兵士たちは少し迷ったが、撤退することを選んだ。守りながら戦うことの難しさは、彼らがよく知っている。そんな荷物になるくらいなら、いない方が幾許かマシというものだ。

「いただき! ペネトレイト・ショット! って奴だ!」
ジャシードが密かに出していたハンドサイン通り、オンテミオンの背後を取っていたスネイルは、ラグリフの技の見よう見まねで、ペネトレイト・ショットを放った。黒い渦が、炎熱剣と霧氷剣それぞれに現れ、オンテミオンの背を襲う。

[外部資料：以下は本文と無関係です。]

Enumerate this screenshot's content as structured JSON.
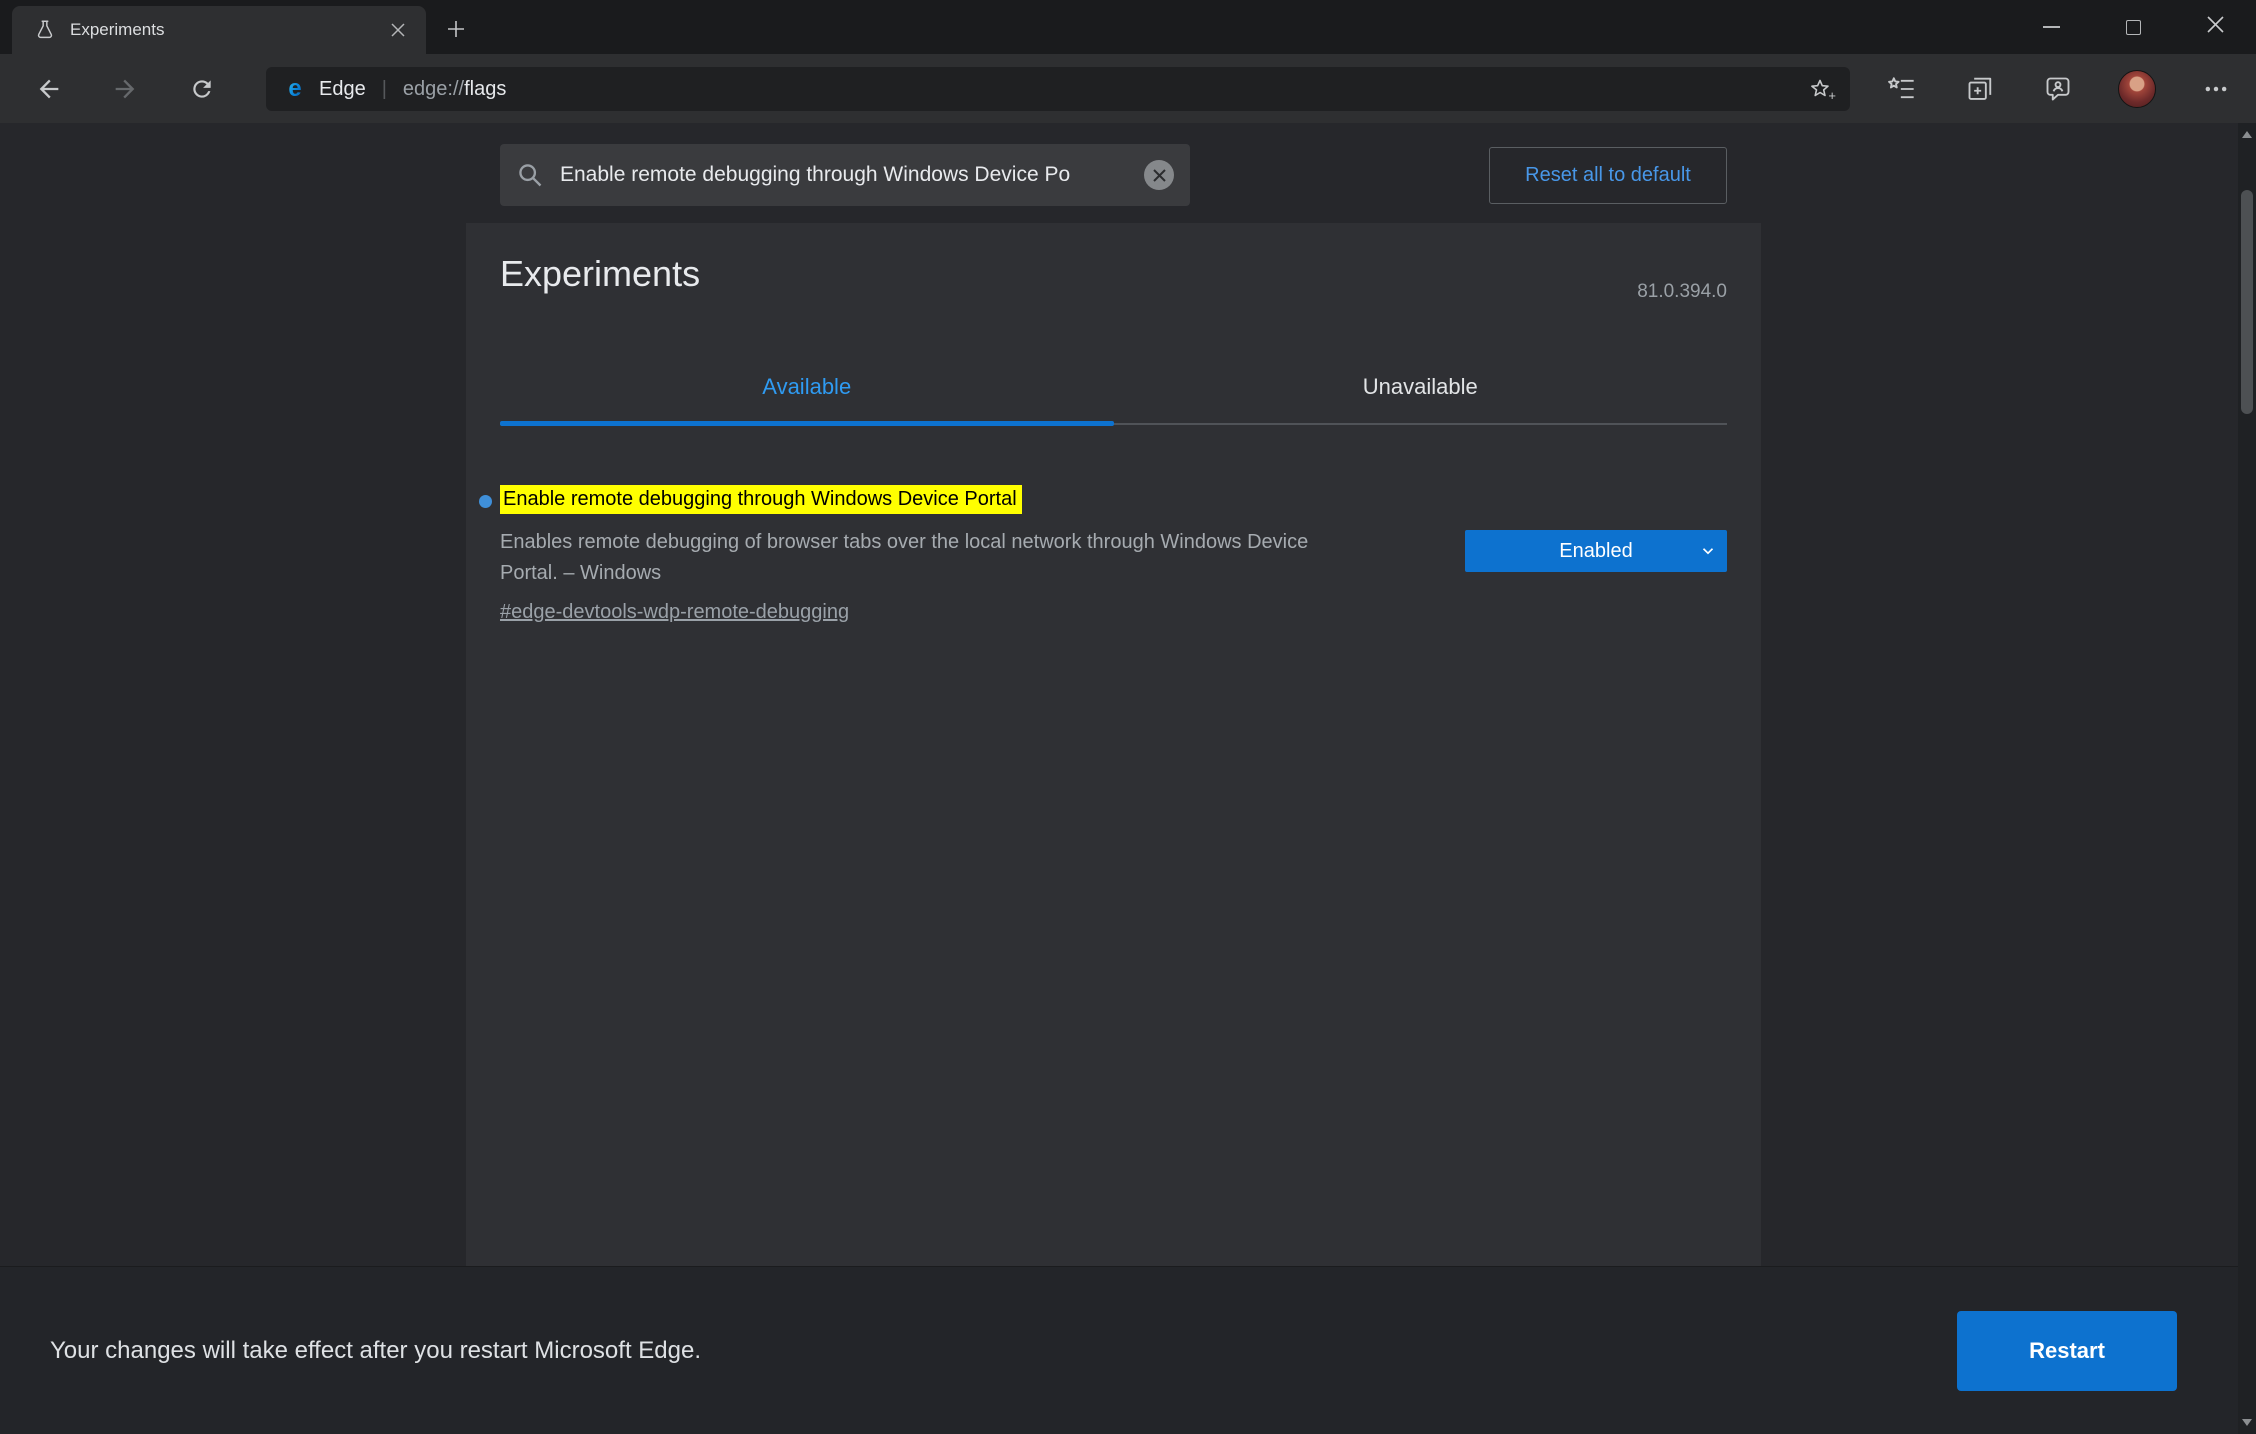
{
  "browser": {
    "tab_title": "Experiments",
    "brand": "Edge",
    "url_scheme": "edge://",
    "url_path": "flags"
  },
  "search": {
    "value": "Enable remote debugging through Windows Device Po"
  },
  "actions": {
    "reset_all": "Reset all to default",
    "restart": "Restart"
  },
  "page": {
    "title": "Experiments",
    "version": "81.0.394.0",
    "tab_available": "Available",
    "tab_unavailable": "Unavailable"
  },
  "flag": {
    "name": "Enable remote debugging through Windows Device Portal",
    "description": "Enables remote debugging of browser tabs over the local network through Windows Device Portal. – Windows",
    "permalink": "#edge-devtools-wdp-remote-debugging",
    "value": "Enabled"
  },
  "footer": {
    "message": "Your changes will take effect after you restart Microsoft Edge."
  },
  "colors": {
    "accent_blue": "#0d72cf",
    "tab_active_blue": "#2f9bf2",
    "link_blue": "#4897e8",
    "highlight_yellow": "#ffff00",
    "flag_bullet_blue": "#3f8fd9"
  }
}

オンテミオンは、ジャシードのフォーススラッシュを受けるために、前方へ力場を展開していた。そのため、スネイルのペネトレイト・ショットを受けきれず、無防備な背中へまともに食らった。

「ごばぁっ!」
オンテミオンの腹に、背後から二つの大穴が開き、鮮血が迸る。

「いやっほ……ぶっ!」
スネイルの悪い癖で無駄な動きが出たところを、オンテミオンの裏拳がスネイルの顔面を捉え、スネイルは壁までぶっ飛ばされた。壁に激突して、鈍い音を立てたスネイルは、そのまま気を失った。

「スネイル! ちょっと今動けないのに!」
ガンドは治療を続けながら、ややイライラしている様子だ。

しかしそれでも、オンテミオンの怪我は深い。オンテミオンは右膝をつき、左手を床に付いた。

「ごめん、オンテミオンさん!」
マーシャはその機を逃さず、両の手に集めた魔法を併せて放った。

雷と業火の合わせ技を、何気なく使える魔法使いもそうそういない。マーシャは、その創造性と器用さを最大限に発揮して、一般人が見たこともないような魔法を放つ事ができる。今放たれた魔法には、名前など付いていないのだ。

「があぁっ!」
名も無い、しかし強力な魔法は、オンテミオンに着弾し、雷鳴を轟かせながらオンテミオンを炎上させた。

「悪く思うなよ、オンテミオン!」
バラルは炎と風の魔法を合わせ、オンテミオンに放つ。この魔法には、フレイムストームと名前が付いている。名付けたのはもちろん、バラルだ。

バラルの放ったフレイムストームも、オンテミオンに到達し、更に激しく魔法の炎が燃え上がる。

オンテミオンは、二人の魔法使いによる凄まじいまでの魔法に包まれ、くぐもった苦しむ声を上げながら床を転がった。

普通の炎ならば、床を転がればある程度消すこともできるだろうが、魔法の炎はそうはいかない。

オンテミオンは、マーシャとバラルの魔法で、激しく燃えていた。